Personality is a diagnosis
Not a label
Over the Christmas break, both Alex and I took a week or so off. It was lovely. We hung out with Rory, stayed up late, slept in, and did a whole lot of nothing.
One thing we DID do was revisit an old classic book in our family: Sandra Maitri’s The Spiritual Dimension of the Enneagram. (I will say, if your BS detector goes off at the slightest hint of ‘spirituality-speak,’ the bells are going to be incessant while reading this book. But if you can get past that, it’s profound).
I don’t know if I’m an enneagram expert, but I am an aficionado. I’ve always been pretty solid on my Enneagram Type (I’m a Type 9—The Peacemaker). But for the longest time, both Alex and I thought she was a Type 7 (The Enthusiast).
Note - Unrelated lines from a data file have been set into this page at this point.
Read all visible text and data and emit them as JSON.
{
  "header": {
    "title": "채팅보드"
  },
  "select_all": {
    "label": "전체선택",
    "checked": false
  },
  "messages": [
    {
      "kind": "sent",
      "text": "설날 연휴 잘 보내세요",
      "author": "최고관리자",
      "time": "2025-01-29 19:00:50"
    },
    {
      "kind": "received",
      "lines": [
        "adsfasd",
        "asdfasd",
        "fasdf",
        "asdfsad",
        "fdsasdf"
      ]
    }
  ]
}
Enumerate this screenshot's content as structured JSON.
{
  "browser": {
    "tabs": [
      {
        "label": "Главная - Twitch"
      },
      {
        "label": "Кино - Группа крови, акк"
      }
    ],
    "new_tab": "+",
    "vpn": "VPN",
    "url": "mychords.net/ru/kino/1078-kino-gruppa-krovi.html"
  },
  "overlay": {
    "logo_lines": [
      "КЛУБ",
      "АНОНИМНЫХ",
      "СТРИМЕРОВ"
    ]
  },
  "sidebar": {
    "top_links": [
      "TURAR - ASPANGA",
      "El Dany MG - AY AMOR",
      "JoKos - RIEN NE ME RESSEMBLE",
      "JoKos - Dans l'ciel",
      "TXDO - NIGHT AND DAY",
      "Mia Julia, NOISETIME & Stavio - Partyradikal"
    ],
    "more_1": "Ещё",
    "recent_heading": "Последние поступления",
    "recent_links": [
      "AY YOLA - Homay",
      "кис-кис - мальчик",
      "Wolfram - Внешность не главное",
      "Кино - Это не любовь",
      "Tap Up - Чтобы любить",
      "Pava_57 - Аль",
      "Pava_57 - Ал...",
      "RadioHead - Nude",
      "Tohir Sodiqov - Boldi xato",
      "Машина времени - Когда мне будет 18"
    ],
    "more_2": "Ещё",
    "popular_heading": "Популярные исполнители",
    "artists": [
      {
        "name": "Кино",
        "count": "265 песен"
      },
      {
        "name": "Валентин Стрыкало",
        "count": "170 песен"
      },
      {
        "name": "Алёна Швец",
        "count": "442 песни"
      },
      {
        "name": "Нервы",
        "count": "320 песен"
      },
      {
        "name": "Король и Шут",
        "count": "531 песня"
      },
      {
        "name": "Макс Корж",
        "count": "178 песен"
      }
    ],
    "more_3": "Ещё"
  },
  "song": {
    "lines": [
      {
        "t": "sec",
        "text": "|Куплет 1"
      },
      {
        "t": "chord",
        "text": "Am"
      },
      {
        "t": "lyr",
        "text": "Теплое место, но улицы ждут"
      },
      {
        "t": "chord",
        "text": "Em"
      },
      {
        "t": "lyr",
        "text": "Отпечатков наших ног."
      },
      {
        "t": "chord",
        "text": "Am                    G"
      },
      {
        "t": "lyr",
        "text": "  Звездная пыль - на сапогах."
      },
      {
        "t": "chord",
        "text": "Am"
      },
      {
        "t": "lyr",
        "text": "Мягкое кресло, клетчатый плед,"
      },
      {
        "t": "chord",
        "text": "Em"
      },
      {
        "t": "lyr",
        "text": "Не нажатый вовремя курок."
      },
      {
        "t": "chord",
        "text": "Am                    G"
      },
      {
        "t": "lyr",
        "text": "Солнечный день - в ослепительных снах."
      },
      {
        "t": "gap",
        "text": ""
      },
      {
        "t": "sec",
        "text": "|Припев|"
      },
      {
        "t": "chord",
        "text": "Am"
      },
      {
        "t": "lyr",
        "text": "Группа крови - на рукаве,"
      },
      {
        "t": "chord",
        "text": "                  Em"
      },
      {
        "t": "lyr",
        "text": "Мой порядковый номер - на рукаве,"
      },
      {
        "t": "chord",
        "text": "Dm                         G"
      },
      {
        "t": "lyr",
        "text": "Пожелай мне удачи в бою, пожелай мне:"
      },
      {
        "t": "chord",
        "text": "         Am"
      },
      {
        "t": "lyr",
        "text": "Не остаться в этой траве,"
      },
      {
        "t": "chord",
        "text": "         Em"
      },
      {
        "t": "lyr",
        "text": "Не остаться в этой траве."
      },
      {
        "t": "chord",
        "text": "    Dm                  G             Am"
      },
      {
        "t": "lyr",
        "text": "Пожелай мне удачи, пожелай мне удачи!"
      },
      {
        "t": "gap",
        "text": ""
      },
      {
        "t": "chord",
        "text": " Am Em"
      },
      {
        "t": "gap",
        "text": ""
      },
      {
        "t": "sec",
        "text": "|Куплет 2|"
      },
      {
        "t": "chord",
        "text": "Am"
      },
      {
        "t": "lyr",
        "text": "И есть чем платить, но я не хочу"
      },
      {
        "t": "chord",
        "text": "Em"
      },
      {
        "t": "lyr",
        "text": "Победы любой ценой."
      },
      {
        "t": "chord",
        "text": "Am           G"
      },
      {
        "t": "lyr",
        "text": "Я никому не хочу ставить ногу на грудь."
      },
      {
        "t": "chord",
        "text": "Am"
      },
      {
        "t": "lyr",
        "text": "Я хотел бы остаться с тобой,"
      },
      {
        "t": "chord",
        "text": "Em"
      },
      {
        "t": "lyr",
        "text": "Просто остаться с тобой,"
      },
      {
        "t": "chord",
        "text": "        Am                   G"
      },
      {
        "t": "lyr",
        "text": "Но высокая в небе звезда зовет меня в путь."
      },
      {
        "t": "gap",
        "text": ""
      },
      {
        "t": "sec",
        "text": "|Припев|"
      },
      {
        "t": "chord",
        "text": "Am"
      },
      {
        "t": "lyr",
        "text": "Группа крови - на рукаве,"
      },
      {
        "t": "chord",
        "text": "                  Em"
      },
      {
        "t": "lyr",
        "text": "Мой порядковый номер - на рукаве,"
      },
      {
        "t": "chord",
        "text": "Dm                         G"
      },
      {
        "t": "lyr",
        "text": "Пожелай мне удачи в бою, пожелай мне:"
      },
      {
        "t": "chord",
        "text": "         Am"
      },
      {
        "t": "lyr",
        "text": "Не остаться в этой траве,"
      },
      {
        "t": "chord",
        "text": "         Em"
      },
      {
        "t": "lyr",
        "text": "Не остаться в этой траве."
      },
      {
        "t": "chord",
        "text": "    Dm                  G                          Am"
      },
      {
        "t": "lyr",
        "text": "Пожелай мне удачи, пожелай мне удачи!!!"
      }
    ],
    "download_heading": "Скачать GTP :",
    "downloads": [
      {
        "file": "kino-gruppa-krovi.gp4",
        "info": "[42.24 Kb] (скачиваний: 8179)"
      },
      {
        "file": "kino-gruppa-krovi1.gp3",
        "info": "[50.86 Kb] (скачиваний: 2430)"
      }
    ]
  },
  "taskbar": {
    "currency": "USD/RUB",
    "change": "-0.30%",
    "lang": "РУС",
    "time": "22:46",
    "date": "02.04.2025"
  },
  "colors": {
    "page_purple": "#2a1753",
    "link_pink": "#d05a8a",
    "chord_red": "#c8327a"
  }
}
She has these enlivened moments that are so 7-ish—playful, adventurous, curious (and, yes, enthusiastic).
But over Christmas break last year (yes, this book seems to call to us during Christmas, it seems), in the middle of an epic bout with insomnia, I read the chapter on the Type 7 and shook my head. Nope… Not Alex. She’s way too grounded to be a 7.
(Sorry, 7’s, we all have our stuff.)
I flipped back to the chapter on Type 1 (The Reformer) and BINGO. Nailed it! She’s a 1, through and through.
But here’s the fascinating mechanic of the Enneagram: It isn’t static. The types are connected by lines of movement. When a Type 1 (who’s typically disciplined and perfectionistic) feels safe and healthy, they actually “move” to Type 7. They drop the mental clipboard and pick up the surfboard (or snowboard in Alex’s case). They stop analyzing and start enjoying.
This specific mechanic—that we aren’t stuck in one place—is something Maitri articulates better than anyone else, and it totally changed how I view the Enneagram.
So this year, reading the same book (which, as I type this, it’s interesting how this book seems to call to us at Christmas time), I had another revelation…
For years, I thought the enneagram system was like the ‘Hogwarts Sorting Hat.’ I thought the point was to identify as a certain type (for me, the hat revealed ‘Type 9’) and then stay within those boundaries.But Maitri suggests that personality is actually a diagnosis, not a label.
Think about getting the flu. You exhibit flu-like symptoms (fever, aches). But the point isn’t to identify with the flu. You don’t say, “Well, I’m a Flu Type, so I guess I’ll just stay feverish forever.” No. You recognize the symptoms so you can heal.
It’s the same with personality. Our “Type” is actually just a set of symptoms we develop because we’ve forgotten a core truth (and here’s the ‘spiritual’ aspect of the enneagram)… about God. We stop trusting God to be God, so we build a personality to manipulate life ourselves. And the way we manipulate life is based on our fears and insecurities. I’ll use Alex and I as examples…
My Diagnosis (Type 9): My symptoms stem from forgetting that God is Love/Peace. When I was born, a core part of me forgot this. Because I forget that, I think I have to force peace into being. I manipulate my life to blend in and avoid conflict. But when I do this, I mute myself. I force-feed myself Italian food when I really wanted sushi because I’m scared to rock the boat. (This is what I’m working on with my enneagram-focused spiritual director, at the moment.)
Alex’s Diagnosis (Type 1): Her symptoms stem from forgetting that God is Perfection and has the world in hand. Because she forgets that, she feels she has to force perfection and “rightness” into being. She forgets that she is swimming in God’s perfection, so she “efforts” hard to earn it by making everything correct.
The point of the Enneagram isn’t to just wallow in those typological symptoms or put yourself in a static box. It’s to realize you’re already in a box so you can climb out and move around more freely.
Because it’s a diagnosis, it opens up hope beyond said diagnosis. When I stop “efforting” Peace and simply trust that nothing I do can ruin God’s love, I realize I’m actually allowed to exist (yes, I’m laughing as I write this). That’s when I naturally move toward the best qualities of a Type 3 (The Achiever)—I get stuff done and share my voice. When Alex stops efforting perfection and trusts God’s infinite intelligence (even when it might not be apparent), she relaxes into the best qualities of a Type 7—she becomes joyful and adventurous.
I think this shift is huge. Seeing personality—or any kind of identity, really—as more of a diagnosis rather than a label. A label keeps us stuck in that thing. A diagnosis says this is where we are now. But it asks the follow-up question: “So now what?”
(More on that soon.)




Beautiful reflections Jonas, so clear and helpful!